Alibaba has filed suit against the US Department of Defense, claiming the real reason it landed on a military blacklist is not because of alleged ties to the Chinese military, but because American generals are simply jealous of its recommendation engine.

The e-commerce giant’s legal team reportedly argues that if the Pentagon possessed algorithmic prowess anywhere near Alibaba’s level, it would not need to ban the competition—it would just buy it. The suit suggests that a system capable of predicting what you want to buy before you know you want it represents a threat so asymmetrical that the only rational response is to pretend it is about national security rather than admit defeat.

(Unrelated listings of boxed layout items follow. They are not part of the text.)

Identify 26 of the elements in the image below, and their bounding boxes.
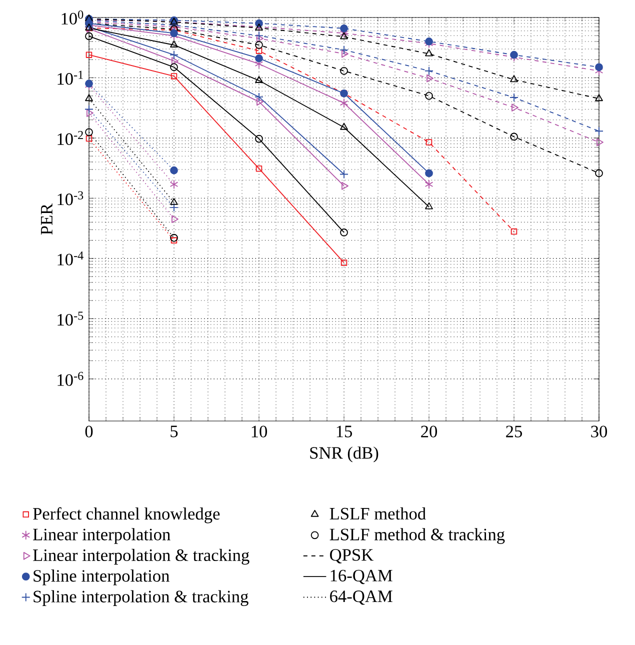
legend-label: Linear interpolation — [33, 528, 170, 544]
y-tick-label: 10$^{-3}$ — [58, 191, 84, 206]
y-tick-label: 10$^{-4}$ — [58, 251, 84, 266]
x-tick-label: 10 — [252, 426, 268, 438]
legend-label: QPSK — [330, 549, 374, 564]
y-tick-label: 10$^{-6}$ — [58, 372, 84, 386]
x-tick-label: 5 — [170, 426, 178, 438]
y-tick-label: 10$^{-1}$ — [58, 70, 83, 85]
x-axis-title: SNR (dB) — [310, 446, 378, 462]
legend-label: LSLF method — [330, 507, 426, 520]
x-tick-label: 0 — [85, 426, 93, 438]
y-tick-label: 10$^{0}$ — [62, 10, 84, 25]
x-tick-label: 30 — [591, 426, 608, 438]
legend-label: 16-QAM — [330, 570, 392, 584]
legend-label: Spline interpolation & tracking — [34, 590, 248, 606]
y-tick-label: 10$^{-5}$ — [58, 312, 84, 326]
legend-label: Linear interpolation & tracking — [33, 548, 250, 565]
legend-label: Perfect channel knowledge — [33, 507, 220, 524]
legend-label: Spline interpolation — [34, 570, 170, 586]
legend-label: LSLF method & tracking — [330, 528, 505, 544]
x-tick-label: 15 — [336, 426, 352, 438]
x-tick-label: 20 — [421, 426, 438, 438]
y-axis-title: PER — [41, 203, 52, 235]
y-tick-label: 10$^{-2}$ — [58, 130, 83, 145]
x-tick-label: 25 — [506, 426, 522, 438]
legend-label: 64-QAM — [330, 590, 392, 605]
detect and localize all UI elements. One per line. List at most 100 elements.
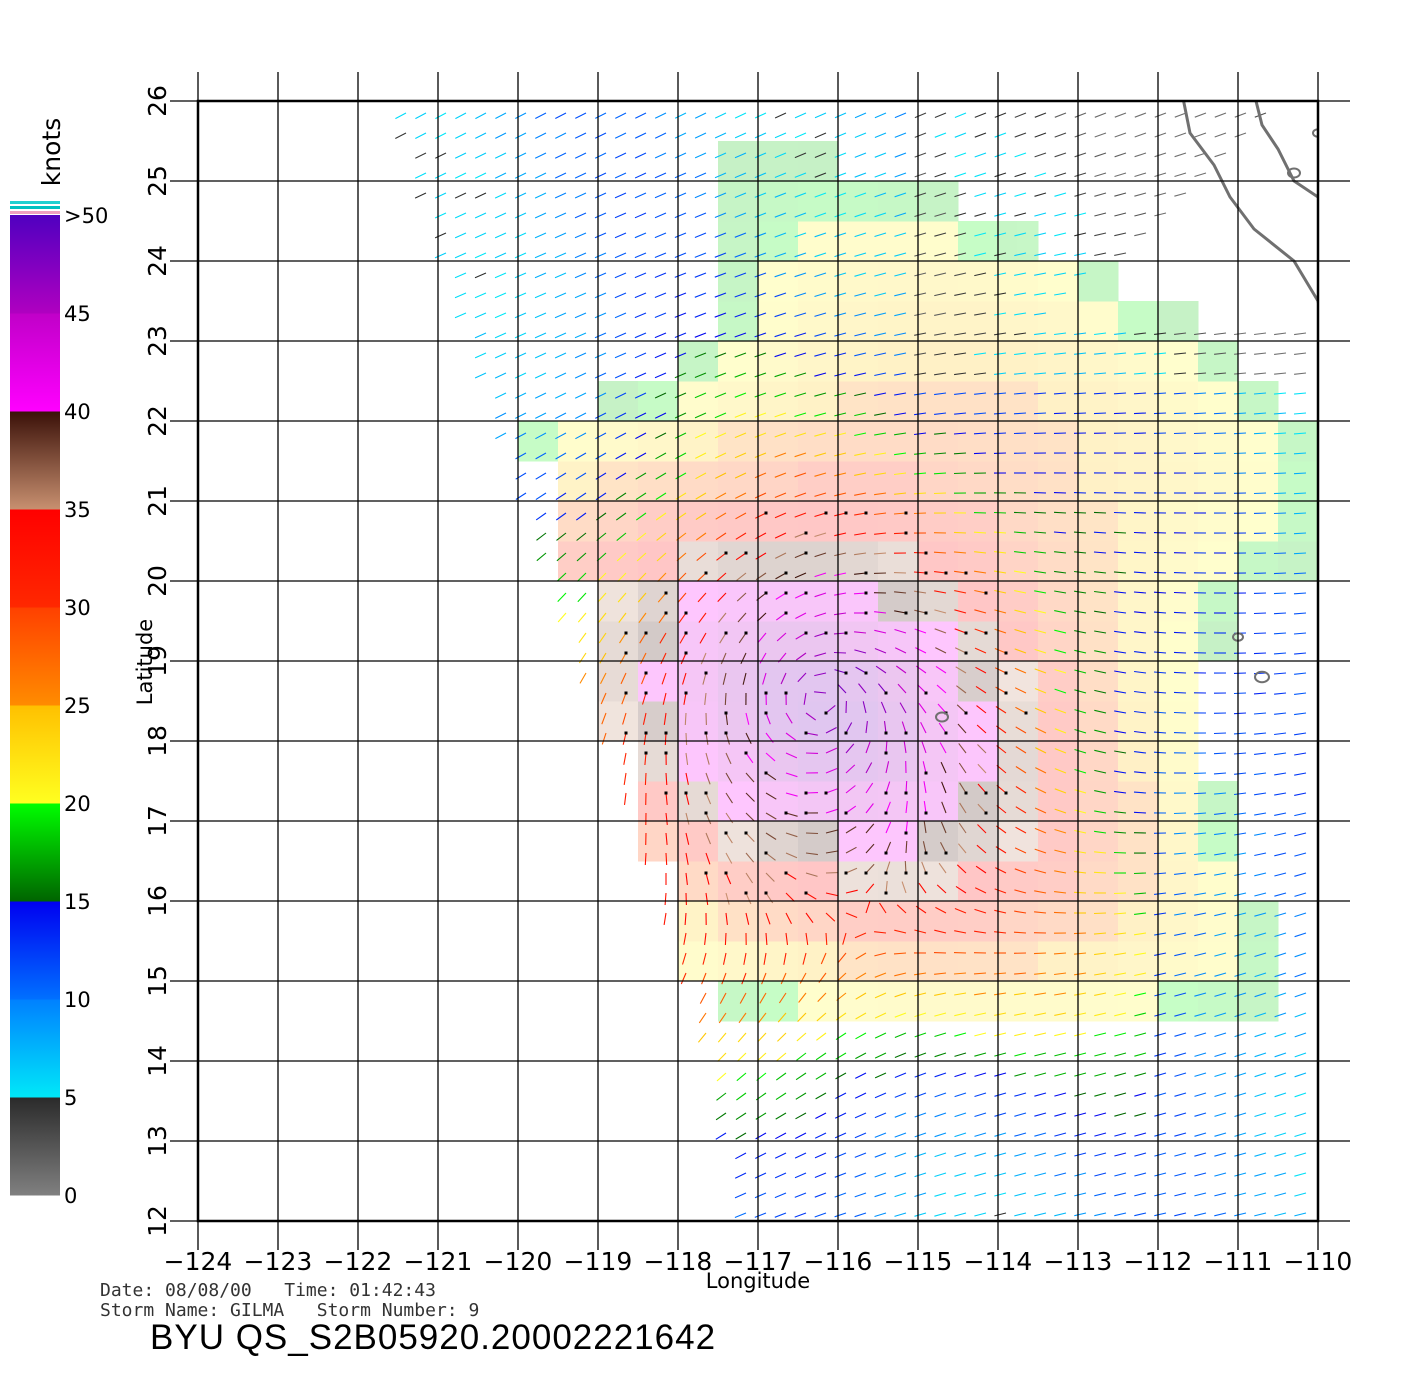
wind-vector [994, 112, 1007, 118]
wind-vector [1153, 872, 1167, 875]
wind-vector [634, 372, 647, 379]
wind-vector [955, 885, 967, 894]
plot-frame [196, 99, 1320, 1223]
speed-shade-cell [1038, 541, 1079, 582]
wind-vector [834, 352, 847, 357]
wind-vector [1274, 832, 1287, 837]
wind-vector [774, 452, 787, 458]
wind-vector [883, 721, 887, 734]
wind-vector [615, 112, 627, 119]
wind-vector [1194, 352, 1207, 355]
wind-vector [765, 712, 771, 725]
wind-vector [914, 232, 927, 237]
wind-vector [842, 932, 847, 945]
wind-vector [616, 552, 627, 562]
rain-flag-dot [904, 791, 908, 795]
wind-vector [795, 1112, 807, 1120]
wind-vector [574, 132, 587, 139]
speed-shade-cell [678, 461, 719, 502]
wind-vector [802, 952, 807, 965]
wind-vector [677, 592, 687, 603]
wind-vector [855, 1052, 867, 1060]
wind-vector [738, 632, 747, 644]
wind-vector [736, 572, 747, 581]
colorbar-band [10, 705, 60, 804]
speed-shade-cell [998, 261, 1039, 302]
wind-vector [1134, 1132, 1147, 1137]
wind-vector [1073, 531, 1087, 534]
speed-shade-cell [838, 421, 879, 462]
wind-vector [1014, 312, 1027, 316]
wind-vector [554, 252, 567, 259]
wind-vector [913, 492, 927, 495]
x-tick-label: −116 [804, 1247, 873, 1276]
wind-vector [1074, 1072, 1087, 1077]
wind-vector [1173, 691, 1187, 694]
wind-vector [1173, 631, 1187, 634]
wind-vector [776, 632, 787, 642]
wind-vector [854, 152, 867, 158]
wind-vector [785, 732, 796, 741]
wind-vector [595, 452, 607, 460]
wind-vector [759, 652, 767, 664]
wind-vector [577, 592, 587, 603]
wind-vector [578, 632, 587, 644]
wind-vector [1253, 712, 1267, 715]
wind-vector [974, 887, 987, 894]
wind-vector [1233, 432, 1247, 435]
rain-flag-dot [704, 731, 708, 735]
speed-shade-cell [678, 741, 719, 782]
wind-vector [1054, 748, 1067, 754]
wind-vector [755, 532, 767, 540]
wind-vector [704, 692, 707, 705]
wind-vector [1034, 687, 1047, 694]
wind-vector [1094, 790, 1107, 794]
wind-vector [1034, 551, 1047, 554]
wind-vector [1014, 868, 1027, 874]
wind-vector [794, 132, 807, 139]
wind-vector [954, 112, 967, 119]
rain-flag-dot [624, 691, 628, 695]
wind-vector [680, 972, 687, 985]
speed-shade-cell [918, 581, 959, 622]
speed-shade-cell [1038, 461, 1079, 502]
rain-flag-dot [824, 631, 828, 635]
wind-vector [1074, 1012, 1087, 1017]
wind-vector [834, 1212, 847, 1218]
wind-vector [554, 212, 567, 219]
speed-shade-cell [598, 661, 639, 702]
wind-vector [1134, 932, 1147, 936]
y-tick-label: 17 [143, 805, 172, 837]
wind-vector [936, 884, 947, 894]
wind-vector [914, 1192, 927, 1198]
wind-vector [1174, 1112, 1187, 1117]
speed-shade-cell [838, 181, 879, 222]
wind-vector [1014, 172, 1027, 178]
wind-vector [1034, 232, 1047, 237]
wind-vector [1194, 1172, 1207, 1177]
wind-vector [1113, 392, 1127, 395]
wind-vector [1134, 611, 1147, 614]
wind-vector [1074, 689, 1087, 694]
wind-vector [714, 352, 727, 358]
wind-vector [654, 272, 667, 279]
wind-vector [1093, 932, 1107, 935]
wind-vector [778, 992, 787, 1004]
wind-vector [494, 272, 507, 279]
wind-vector [737, 1032, 747, 1043]
wind-vector [1274, 1212, 1287, 1217]
wind-vector [775, 1092, 787, 1101]
speed-shade-cell [678, 421, 719, 462]
wind-vector [1074, 332, 1087, 336]
wind-vector [1154, 132, 1167, 138]
wind-vector [535, 112, 547, 119]
y-tick-label: 16 [143, 885, 172, 917]
wind-vector [557, 612, 567, 623]
wind-vector [1093, 871, 1107, 874]
wind-vector [515, 412, 527, 419]
wind-vector [874, 212, 887, 218]
wind-vector [1254, 812, 1267, 816]
wind-vector [534, 312, 547, 319]
wind-vector [1273, 672, 1287, 675]
speed-shade-cell [598, 421, 639, 462]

Alibaba’s position rests on a straightforward reading of the facts: a platform that can optimize supply chains across 800 million users is, by definition, too powerful for a military establishment still using spreadsheets from 2003. Why else would you blacklist something, the argument goes, except to protect yourself from the humiliation of competing against it?

The Department of Defense has not responded directly, though sources close to the Pentagon suggest they are currently reviewing whether their own procurement algorithms could theoretically identify a threat before it materializes. Early results are inconclusive.

Meanwhile, Alibaba’s legal team is preparing for depositions in which they will almost certainly ask whether the US military has ever tried just, you know, buying better software instead of banning it.